Study selection
A total of 422 articles were identified through various databases including Cochrane (n = 12), Embase (n = 150), Pubmed (n = 74), and Web of Science (n = 186). After eliminating 15 duplicate articles and excluding ineligible records using automation tools, we browsed through 387 articles. Ultimately, 23 articles met the inclusion criteria and were included in our study[2, 5–26]. Figure 1 displays the PRISMA flow diagram illustrating our study selection process. The selection was conducted independently by two reviewers (Zhenyu Yang and Xiaoju Cui). Any discrepancies were resolved by a third reviewer.

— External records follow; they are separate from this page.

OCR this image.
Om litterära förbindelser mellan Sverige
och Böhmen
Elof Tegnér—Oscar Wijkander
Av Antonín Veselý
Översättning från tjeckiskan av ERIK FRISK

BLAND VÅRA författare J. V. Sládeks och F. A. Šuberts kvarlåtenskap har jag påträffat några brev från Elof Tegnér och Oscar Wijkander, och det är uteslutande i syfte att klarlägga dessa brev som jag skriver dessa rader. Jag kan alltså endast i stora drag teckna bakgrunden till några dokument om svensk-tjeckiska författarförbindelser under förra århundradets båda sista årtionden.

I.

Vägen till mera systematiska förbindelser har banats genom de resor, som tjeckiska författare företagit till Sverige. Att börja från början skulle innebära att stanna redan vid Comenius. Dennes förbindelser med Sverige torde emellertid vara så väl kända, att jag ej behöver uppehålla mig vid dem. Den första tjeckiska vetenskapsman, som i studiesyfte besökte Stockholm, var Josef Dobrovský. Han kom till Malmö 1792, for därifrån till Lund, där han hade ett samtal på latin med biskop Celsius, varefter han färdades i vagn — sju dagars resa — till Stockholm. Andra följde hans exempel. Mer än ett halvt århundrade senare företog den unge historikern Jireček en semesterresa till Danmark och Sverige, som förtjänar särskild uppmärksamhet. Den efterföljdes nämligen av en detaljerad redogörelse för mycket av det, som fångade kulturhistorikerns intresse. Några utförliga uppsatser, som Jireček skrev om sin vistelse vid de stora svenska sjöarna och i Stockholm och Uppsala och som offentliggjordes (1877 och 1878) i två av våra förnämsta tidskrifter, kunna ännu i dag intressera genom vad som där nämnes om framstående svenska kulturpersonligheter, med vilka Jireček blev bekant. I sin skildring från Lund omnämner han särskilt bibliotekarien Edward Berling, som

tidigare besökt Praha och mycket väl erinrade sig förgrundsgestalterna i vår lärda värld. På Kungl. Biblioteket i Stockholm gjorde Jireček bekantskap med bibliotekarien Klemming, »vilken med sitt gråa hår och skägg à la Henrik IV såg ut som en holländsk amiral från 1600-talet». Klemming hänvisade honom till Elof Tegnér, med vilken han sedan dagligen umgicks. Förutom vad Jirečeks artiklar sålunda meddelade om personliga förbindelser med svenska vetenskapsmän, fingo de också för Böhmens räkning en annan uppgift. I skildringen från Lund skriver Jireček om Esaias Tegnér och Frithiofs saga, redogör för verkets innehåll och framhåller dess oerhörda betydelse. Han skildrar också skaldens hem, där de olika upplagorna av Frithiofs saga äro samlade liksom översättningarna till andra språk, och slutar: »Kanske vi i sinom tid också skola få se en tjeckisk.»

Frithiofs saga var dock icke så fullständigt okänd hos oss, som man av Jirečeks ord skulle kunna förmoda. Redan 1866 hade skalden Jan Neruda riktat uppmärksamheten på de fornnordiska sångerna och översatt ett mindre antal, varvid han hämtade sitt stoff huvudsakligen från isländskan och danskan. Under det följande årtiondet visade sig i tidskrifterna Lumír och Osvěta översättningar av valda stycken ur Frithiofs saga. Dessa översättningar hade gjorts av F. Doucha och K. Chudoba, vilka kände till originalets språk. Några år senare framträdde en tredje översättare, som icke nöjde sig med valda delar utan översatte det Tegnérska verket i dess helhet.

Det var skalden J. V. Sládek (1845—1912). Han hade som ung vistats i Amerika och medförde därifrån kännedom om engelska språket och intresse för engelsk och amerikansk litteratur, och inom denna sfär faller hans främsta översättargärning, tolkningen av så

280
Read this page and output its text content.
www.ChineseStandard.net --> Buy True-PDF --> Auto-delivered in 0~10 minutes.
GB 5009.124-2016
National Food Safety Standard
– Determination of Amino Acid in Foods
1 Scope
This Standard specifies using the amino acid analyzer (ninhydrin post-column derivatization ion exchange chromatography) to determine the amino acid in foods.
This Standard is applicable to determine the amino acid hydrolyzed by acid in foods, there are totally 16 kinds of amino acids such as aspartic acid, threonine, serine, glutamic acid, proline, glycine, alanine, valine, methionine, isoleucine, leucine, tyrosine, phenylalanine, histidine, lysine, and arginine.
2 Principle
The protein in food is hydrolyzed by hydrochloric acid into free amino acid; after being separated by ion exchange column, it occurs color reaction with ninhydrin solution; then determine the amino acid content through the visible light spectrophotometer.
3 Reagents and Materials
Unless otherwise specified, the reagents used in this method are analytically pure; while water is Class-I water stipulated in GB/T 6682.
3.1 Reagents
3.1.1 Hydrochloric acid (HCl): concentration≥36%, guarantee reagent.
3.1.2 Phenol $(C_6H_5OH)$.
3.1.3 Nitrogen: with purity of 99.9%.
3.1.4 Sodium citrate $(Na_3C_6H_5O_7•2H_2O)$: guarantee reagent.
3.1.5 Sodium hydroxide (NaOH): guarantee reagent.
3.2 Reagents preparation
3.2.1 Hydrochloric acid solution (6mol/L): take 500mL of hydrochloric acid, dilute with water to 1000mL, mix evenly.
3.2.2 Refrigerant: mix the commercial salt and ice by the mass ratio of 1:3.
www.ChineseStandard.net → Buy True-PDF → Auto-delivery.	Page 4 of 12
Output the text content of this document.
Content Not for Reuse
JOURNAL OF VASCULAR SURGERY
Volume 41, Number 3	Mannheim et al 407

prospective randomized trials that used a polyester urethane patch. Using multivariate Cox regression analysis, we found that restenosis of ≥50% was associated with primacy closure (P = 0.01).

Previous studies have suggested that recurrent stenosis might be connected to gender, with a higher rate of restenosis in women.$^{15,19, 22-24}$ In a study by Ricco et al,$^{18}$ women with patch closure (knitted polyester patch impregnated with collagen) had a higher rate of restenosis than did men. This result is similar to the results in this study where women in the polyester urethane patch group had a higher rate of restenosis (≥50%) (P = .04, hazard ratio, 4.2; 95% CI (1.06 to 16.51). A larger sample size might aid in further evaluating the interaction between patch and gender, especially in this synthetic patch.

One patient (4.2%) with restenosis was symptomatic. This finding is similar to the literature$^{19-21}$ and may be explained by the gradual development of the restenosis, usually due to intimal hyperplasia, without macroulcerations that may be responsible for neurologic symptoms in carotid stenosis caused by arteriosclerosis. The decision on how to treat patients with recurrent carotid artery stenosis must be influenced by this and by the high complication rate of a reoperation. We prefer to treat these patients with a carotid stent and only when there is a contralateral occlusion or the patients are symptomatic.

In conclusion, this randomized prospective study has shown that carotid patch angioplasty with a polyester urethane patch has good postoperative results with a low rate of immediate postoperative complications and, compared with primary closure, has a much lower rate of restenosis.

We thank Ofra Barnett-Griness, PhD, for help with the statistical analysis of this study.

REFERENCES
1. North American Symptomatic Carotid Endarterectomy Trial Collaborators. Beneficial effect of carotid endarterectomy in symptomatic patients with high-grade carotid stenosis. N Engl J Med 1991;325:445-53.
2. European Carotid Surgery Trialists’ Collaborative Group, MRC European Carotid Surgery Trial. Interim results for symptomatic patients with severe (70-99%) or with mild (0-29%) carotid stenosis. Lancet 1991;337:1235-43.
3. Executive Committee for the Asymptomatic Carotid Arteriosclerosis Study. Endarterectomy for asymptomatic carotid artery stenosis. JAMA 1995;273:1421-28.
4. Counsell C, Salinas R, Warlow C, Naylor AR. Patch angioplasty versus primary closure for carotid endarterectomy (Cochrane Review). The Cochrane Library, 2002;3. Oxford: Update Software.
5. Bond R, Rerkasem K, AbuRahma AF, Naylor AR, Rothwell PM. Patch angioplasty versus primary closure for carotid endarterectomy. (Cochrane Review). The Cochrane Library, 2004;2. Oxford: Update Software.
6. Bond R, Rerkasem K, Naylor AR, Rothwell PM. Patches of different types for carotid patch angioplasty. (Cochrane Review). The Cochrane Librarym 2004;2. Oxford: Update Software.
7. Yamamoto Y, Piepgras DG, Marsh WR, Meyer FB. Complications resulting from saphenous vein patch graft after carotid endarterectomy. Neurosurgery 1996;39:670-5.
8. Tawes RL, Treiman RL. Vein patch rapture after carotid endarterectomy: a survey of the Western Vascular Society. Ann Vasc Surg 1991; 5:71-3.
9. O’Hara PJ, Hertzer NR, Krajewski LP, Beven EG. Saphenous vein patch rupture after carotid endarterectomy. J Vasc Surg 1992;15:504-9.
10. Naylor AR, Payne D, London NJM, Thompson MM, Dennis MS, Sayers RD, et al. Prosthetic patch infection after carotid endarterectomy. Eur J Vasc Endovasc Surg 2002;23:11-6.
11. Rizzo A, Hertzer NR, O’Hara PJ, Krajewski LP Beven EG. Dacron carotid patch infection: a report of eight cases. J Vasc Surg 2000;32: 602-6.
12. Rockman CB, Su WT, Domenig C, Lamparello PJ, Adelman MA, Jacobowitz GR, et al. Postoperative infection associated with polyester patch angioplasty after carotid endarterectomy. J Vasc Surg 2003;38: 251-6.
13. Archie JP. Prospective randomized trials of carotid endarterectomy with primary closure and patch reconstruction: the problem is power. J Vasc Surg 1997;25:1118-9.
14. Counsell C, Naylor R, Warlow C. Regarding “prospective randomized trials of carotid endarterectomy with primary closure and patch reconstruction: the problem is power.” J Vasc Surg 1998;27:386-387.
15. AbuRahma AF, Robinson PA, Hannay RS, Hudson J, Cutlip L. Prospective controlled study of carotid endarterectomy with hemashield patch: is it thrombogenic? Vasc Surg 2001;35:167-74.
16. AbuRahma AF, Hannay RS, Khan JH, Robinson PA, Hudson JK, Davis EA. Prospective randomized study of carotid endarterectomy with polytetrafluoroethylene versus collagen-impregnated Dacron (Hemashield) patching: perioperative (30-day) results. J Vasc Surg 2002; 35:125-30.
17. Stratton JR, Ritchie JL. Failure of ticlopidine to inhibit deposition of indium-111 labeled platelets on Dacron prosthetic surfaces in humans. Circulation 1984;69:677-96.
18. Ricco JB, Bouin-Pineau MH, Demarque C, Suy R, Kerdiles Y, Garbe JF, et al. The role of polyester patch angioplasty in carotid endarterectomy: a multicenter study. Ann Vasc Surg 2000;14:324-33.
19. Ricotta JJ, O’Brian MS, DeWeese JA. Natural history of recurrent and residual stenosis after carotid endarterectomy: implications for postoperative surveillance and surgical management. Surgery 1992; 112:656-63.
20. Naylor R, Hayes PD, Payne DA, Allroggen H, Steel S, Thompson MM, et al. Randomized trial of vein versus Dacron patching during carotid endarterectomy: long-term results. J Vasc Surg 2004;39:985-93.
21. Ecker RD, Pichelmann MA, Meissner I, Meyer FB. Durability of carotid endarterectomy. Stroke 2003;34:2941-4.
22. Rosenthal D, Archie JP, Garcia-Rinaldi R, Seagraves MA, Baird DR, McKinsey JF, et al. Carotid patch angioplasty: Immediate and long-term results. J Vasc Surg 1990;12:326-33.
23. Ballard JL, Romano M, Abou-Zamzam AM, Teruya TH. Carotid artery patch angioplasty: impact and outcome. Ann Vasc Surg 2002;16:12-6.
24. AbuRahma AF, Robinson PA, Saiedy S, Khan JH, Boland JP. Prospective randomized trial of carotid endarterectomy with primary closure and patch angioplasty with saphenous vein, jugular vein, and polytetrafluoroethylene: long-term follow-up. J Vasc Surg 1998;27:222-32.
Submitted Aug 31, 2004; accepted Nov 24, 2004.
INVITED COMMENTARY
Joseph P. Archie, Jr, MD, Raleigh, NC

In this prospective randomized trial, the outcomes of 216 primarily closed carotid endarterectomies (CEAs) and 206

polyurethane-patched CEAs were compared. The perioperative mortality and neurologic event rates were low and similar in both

Characteristics of included studies
A total of 1,287,160 individuals were included in this study, with 167,338 in the validation set. All articles analyzed were published within the past 5 years, indicating a growing interest in using machine learning for sepsis prediction. Our research identified 81 prognostic models, including 5 based on Deep Learning, 4 on InSight, 10 on Logistic Regression, 6 on Multilayer Perceptron, 8 on Neural Network, 8 on Support Vector Machine, 14 on XGBoost, 15 on Random Forest, 11 on SOFA, and others. Detailed characteristics of the included studies can be found in Table 1 and Table 2.
Quality assessment
The quality assessment was conducted independently by two reviewers (Zhenyu Yang and Xiaoju Cui), and any discrepancies were resolved by a third reviewer. The results of the quality assessment are presented in the risk of bias picture (Fig. 2). Two studies (8.6%) were deemed to have a high risk of bias in the domain of participants, 13 studies (58.3%) were deemed to have a high risk of bias in the domain of analysis, and two studies (8.6%) were deemed to have a high risk of bias in the domain of outcome. No studies were deemed to have a high risk of bias in the domain of predictors. The high risk of bias in the analysis domain may be attributed to inadequate sample size, insufficient Events per Variable (EPV), improper handling of missing data, or failure to report how missing data were handled. The PRISMA checklist can be found in Supplementary File 1.
Predictors
Age, Creatinine, and Sodium were the most frequently used predictors (n = 12), followed by blood pressure and platelets (n = 11), and heart rate (n = 9). The remaining predictors were ranked in descending order of frequency as lactate and temperature (n = 9), WBC count (n = 8), respiratory rate and SOFA score (n = 7), glucose hemoglobin, MCHC, and PaO2 (n = 6), GCS, ICU LOS, Lymphocyte, and PaCO2 (n = 5), BUN, cancer, and gender (n = 4). These results are presented in Fig. 3.
Training set and test set accuracy
In the training set, the Random Forest model was the most frequently applied machine learning model (n = 9), with an accuracy of 0.911 (0.485, 0.991). XGBoost showed the best predicting performance (n = 6), with an accuracy of 0.970 (0.487, 0.997). In the test set, the Random Forest model was also the most frequently applied machine learning model (n = 7), with an accuracy of 0.795 (0.638, 0.895). The Deep Learning model showed the best predicting performance (n = 3), with an accuracy of 0.830 (0.814, 0.845). These results are presented in Figs. 4–8.
Training set and test set c-index
Regarding the c-index results, in the training set, XGBoost was the most frequently utilized machine learning model with a c-index of 0.83 (0.83,0.84) in 7 studies. InSight exhibited the best performance with a c-index of 0.91 (0.90,0.93) in 2 studies. On the other hand, in the test set, the random forest model was the most frequently employed machine learning model with a c-index of 0.83 (0.82,0.83) in 5 studies. In terms of performance, both the random forest model (n = 5, c-index = 0.83 (0.82,0.83)) and XGBoost (n = 3, c-index = 0.83 (0.82,0.84)) exhibited similar performance. Detailed datasets can be found in Figs. 9–13, and the overall results are presented in Supplementary File 3.